Works with any OpenAI-compatible client: LangChain, LlamaIndex, Vercel AI SDK, openai-python.

Who is this for?

  • AI app developers who want local inference without Docker boilerplate
  • Teams who need an OpenAI-compatible API backed by local models
  • Hobbyists running LLMs locally who want vector search, caching, and monitoring out of the box
  • Anyone tired of writing 200+ lines of docker-compose.yml every time

What you get

                         llmstack up
                              |
                    +---------v----------+
                    |   Hardware Detect   |
                    |  NVIDIA / Apple / CPU|
                    +---------+----------+
                              |
              +-------+-------+-------+-------+
              |       |       |       |       |
         +----v--+ +--v---+ +v-----+ +v----+ +v--------+
         |Qdrant | |Redis | |Ollama| | TEI | | Gateway  |
         |Vector | |Cache | | or   | |Embed| | FastAPI  |
         |  DB   | |      | | vLLM | |     | | OpenAI   |
         +-------+ +------+ +------+ +-----+ |compatible|
              :6333   :6379   :11434   :8002  +----+-----+
                                                   |:8000
                                              +----v-----+
                                              |Prometheus |
                                              | + Grafana |
                                              +----------+
                                                   :8080
Layer Service Default Port
Inference Ollama / vLLM (auto) llama3.2 11434
Embeddings TEI / Ollama (auto) bge-m3 8002
Vector DB Qdrant - 6333
Cache Redis 256MB LRU 6379
API Gateway FastAPI (OpenAI-compatible) auth + rate limit 8000
Dashboard Grafana + Prometheus pre-built panels 8080

How it works

llmstack init       # Detects hardware, generates llmstack.yaml
                    # Picks optimal backend: vLLM for NVIDIA 16GB+, Ollama otherwise

llmstack up         # Boots services in order with health checks:
                    # Qdrant -> Redis -> Inference -> Embeddings -> Gateway -> Metrics

llmstack status     # Shows health of all running services
llmstack logs ollama # Stream inference logs
llmstack down       # Stops everything

Auto hardware detection

Your hardware Backend Why
NVIDIA GPU 16GB+ VRAM vLLM Max throughput, PagedAttention
NVIDIA GPU <16GB Ollama Lower memory overhead
Apple Silicon (M1-M4) Ollama Metal acceleration
CPU only Ollama GGUF quantized models

Presets

llmstack init --preset chat    # Minimal: inference + cache + gateway
llmstack init --preset rag     # + Qdrant + embeddings for RAG apps
llmstack init --preset agent   # 70B model + 16K context + longer timeouts

Configuration

One file: llmstack.yaml

version: "1"

models:
  chat:
    name: llama3.2
    backend: auto              # auto | ollama | vllm
    context_length: 8192
  embeddings:
    name: bge-m3

services:
  vectors:
    provider: qdrant
    port: 6333
  cache:
    provider: redis
    max_memory: 256mb

gateway:
  port: 8000
  auth: api_key
  rate_limit: 100/min
  cors: ["*"]

observe:
  metrics: true
  dashboard_port: 8080

Interactive Chat

llmstack chat
LLMStack Chat — model: llama3.2
Type 'exit' or Ctrl+C to quit. '/clear' to reset conversation.
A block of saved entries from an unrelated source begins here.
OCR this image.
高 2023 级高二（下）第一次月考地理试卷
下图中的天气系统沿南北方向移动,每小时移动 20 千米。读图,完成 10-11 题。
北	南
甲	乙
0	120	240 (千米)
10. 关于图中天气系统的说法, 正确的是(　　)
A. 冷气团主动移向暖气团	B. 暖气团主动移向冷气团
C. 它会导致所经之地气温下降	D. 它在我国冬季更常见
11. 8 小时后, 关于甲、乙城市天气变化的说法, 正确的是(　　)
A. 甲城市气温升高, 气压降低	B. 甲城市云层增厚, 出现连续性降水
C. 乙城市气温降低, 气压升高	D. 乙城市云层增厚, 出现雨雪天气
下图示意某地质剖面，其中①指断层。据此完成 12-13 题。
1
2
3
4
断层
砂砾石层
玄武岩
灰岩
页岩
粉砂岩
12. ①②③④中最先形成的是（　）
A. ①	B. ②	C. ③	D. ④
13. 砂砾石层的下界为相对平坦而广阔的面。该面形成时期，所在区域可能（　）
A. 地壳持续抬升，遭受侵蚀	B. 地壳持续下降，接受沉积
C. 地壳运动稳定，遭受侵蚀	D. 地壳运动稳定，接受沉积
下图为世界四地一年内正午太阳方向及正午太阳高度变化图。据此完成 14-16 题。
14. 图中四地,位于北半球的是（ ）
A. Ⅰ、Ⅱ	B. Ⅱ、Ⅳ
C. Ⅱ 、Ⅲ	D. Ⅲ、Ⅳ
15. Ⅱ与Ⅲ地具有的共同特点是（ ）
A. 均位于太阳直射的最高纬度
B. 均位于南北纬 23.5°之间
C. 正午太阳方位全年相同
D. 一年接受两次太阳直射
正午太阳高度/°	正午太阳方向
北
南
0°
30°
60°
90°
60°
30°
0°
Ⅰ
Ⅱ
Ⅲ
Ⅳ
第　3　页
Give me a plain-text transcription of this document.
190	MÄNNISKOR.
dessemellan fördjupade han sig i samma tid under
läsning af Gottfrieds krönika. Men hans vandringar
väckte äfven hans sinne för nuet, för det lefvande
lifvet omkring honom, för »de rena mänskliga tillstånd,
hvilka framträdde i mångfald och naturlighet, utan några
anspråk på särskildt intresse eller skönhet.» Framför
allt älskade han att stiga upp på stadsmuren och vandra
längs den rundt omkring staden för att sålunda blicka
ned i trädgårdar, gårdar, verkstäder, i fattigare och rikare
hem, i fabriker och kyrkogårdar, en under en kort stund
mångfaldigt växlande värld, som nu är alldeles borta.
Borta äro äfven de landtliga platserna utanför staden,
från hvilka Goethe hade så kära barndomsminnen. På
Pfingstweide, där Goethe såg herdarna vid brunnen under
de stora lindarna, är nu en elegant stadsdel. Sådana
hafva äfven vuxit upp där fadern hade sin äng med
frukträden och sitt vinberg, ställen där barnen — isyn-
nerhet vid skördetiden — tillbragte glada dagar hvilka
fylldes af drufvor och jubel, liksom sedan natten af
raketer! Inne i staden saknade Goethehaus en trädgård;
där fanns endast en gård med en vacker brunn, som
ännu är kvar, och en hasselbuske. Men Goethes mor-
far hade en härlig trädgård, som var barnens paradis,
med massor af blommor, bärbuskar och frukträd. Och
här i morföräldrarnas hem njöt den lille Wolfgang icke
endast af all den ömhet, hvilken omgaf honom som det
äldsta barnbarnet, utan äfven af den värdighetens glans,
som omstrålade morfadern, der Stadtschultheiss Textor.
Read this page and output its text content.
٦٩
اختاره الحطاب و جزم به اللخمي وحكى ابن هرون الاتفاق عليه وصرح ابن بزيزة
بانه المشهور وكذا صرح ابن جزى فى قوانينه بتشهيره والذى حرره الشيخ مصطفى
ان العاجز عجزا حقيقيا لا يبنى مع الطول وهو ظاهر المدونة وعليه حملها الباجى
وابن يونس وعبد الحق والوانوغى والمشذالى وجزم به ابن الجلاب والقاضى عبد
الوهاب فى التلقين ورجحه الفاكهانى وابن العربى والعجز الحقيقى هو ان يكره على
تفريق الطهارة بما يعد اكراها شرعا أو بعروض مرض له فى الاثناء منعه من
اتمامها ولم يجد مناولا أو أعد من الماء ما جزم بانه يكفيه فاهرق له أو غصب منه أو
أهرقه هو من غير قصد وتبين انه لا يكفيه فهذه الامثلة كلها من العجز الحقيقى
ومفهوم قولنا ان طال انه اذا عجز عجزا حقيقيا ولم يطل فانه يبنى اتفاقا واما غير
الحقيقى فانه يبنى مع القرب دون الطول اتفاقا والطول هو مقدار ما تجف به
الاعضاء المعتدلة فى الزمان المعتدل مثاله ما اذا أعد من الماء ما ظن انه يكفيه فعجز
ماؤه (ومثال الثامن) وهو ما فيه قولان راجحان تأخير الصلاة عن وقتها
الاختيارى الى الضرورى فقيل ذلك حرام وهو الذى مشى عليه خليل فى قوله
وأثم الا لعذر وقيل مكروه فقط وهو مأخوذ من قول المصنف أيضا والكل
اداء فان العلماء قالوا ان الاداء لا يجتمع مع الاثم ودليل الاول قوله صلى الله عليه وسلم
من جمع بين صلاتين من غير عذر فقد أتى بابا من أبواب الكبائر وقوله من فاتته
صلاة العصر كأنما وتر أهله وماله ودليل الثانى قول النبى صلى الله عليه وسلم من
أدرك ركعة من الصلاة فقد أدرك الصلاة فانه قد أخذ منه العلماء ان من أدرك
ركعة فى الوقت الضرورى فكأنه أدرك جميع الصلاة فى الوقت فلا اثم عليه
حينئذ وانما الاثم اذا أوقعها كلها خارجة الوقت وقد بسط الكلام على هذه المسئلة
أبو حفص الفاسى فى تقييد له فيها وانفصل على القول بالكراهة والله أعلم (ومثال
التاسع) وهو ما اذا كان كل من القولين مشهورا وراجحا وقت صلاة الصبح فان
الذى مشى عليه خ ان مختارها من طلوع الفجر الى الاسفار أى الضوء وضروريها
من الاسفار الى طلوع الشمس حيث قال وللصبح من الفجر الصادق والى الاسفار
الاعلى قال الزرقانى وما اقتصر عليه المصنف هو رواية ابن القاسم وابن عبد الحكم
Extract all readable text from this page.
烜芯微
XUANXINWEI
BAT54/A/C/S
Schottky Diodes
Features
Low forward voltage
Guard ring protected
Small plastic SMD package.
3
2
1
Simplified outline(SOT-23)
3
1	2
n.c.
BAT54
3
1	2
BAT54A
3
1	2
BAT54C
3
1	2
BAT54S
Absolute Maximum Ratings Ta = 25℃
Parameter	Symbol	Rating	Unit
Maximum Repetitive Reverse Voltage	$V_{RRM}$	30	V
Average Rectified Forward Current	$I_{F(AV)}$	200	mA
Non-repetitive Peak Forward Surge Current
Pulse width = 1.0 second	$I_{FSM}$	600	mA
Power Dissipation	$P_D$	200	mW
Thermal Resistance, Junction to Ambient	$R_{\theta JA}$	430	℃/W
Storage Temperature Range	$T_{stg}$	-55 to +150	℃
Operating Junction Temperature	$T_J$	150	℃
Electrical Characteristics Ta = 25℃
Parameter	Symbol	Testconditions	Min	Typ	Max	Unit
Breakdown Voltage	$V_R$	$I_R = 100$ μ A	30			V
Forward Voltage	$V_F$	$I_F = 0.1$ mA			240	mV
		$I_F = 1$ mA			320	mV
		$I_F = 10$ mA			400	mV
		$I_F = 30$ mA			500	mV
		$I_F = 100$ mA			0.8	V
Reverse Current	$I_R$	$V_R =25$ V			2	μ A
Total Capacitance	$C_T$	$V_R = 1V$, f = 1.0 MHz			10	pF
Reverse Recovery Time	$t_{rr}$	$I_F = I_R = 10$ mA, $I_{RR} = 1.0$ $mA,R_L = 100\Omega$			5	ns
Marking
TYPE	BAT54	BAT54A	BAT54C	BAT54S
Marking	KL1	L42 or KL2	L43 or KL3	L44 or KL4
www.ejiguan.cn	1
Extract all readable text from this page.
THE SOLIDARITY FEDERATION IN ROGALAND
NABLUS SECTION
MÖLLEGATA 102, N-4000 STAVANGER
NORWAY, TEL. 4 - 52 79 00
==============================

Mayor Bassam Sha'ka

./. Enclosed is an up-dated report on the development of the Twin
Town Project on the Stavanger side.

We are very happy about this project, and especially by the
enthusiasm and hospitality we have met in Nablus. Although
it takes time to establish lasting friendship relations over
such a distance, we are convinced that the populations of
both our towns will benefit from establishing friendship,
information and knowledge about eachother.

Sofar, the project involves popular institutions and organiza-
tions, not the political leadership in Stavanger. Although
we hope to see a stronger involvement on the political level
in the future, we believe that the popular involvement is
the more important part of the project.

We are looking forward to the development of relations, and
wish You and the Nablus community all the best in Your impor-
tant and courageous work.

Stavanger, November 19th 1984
You: What is quantum computing?
Assistant: Quantum computing uses quantum mechanical phenomena like
superposition and entanglement to process information...

You: /clear
Conversation cleared.

Streaming responses, conversation history, works with any model in your stack.

Export to Docker Compose

Don't want to install llmstack? Generate a standalone docker-compose.yml:

llmstack export
# Exported 7 services to docker-compose.yml
# Run with: docker compose up -d

Share the generated file with your team — no llmstack dependency required.

Use the API

from openai import OpenAI

client = OpenAI(base_url="http://localhost:8000/v1", api_key="YOUR_KEY")
response = client.chat.completions.create(
    model="llama3.2",
    messages=[{"role": "user", "content": "Explain quantum computing"}]
)

CLI

Command Description
llmstack init [--preset] Create config with smart defaults
llmstack up [--attach] Start all services
llmstack down [--volumes] Stop and clean up
llmstack status Health check all services
llmstack chat [--model] Interactive terminal chat
llmstack export [--output] Generate docker-compose.yml
llmstack logs <service> Stream service logs
llmstack doctor Diagnose system issues

Observability

When observe.metrics: true, llmstack boots Prometheus + Grafana with a pre-built dashboard:

  • Request rate per endpoint
  • Latency p50 / p99 histograms
  • Token throughput (input + output)
  • Error rate (4xx / 5xx)
  • Service health (up/down)

Access at http://localhost:8080 (login: admin / llmstack)

Why not just Docker Compose?

Here's what llmstack replaces:

# Without llmstack: ~200 lines of docker-compose.yml
# You have to configure each service, write health checks,
# set up networking, manage GPU passthrough, create Prometheus
# scrape configs, provision Grafana dashboards...

# With llmstack:
llmstack init && llmstack up

Comparison

llmstack Ollama LocalAI AnythingLLM LiteLLM
One-command full stack Yes No (inference only) No Partial No (proxy only)
Auto hardware detection Yes No No No No
OpenAI-compatible API Yes Yes Yes No Yes
Built-in vector DB Yes No No Bundled No
Built-in embeddings Yes No No Bundled No
Caching (Redis) Yes No No No No
Auth + rate limiting Yes No No Yes Yes
Observability dashboard Yes No Partial No Partial
Plugin ecosystem Yes No No No No

Plugins

Extend llmstack with new backends via pip:

pip install llmstack-cli-plugin-chromadb
# Now: vectors.provider: chromadb in llmstack.yaml

Create your own: implement ServiceBase, register via entry_points. See CONTRIBUTING.md.

Tech stack

Requirements

  • Python 3.11+
  • Docker

Contributing

See CONTRIBUTING.md for development setup and guidelines.

License

Apache-2.0

Project details


Download files

Download the file for your platform. If you're not sure which to choose, learn more about installing packages.

Source Distribution

llmstack_cli-0.2.0.tar.gz (971.9 kB view details)

Uploaded Source

Built Distribution

If you're not sure about the file name format, learn more about wheel file names.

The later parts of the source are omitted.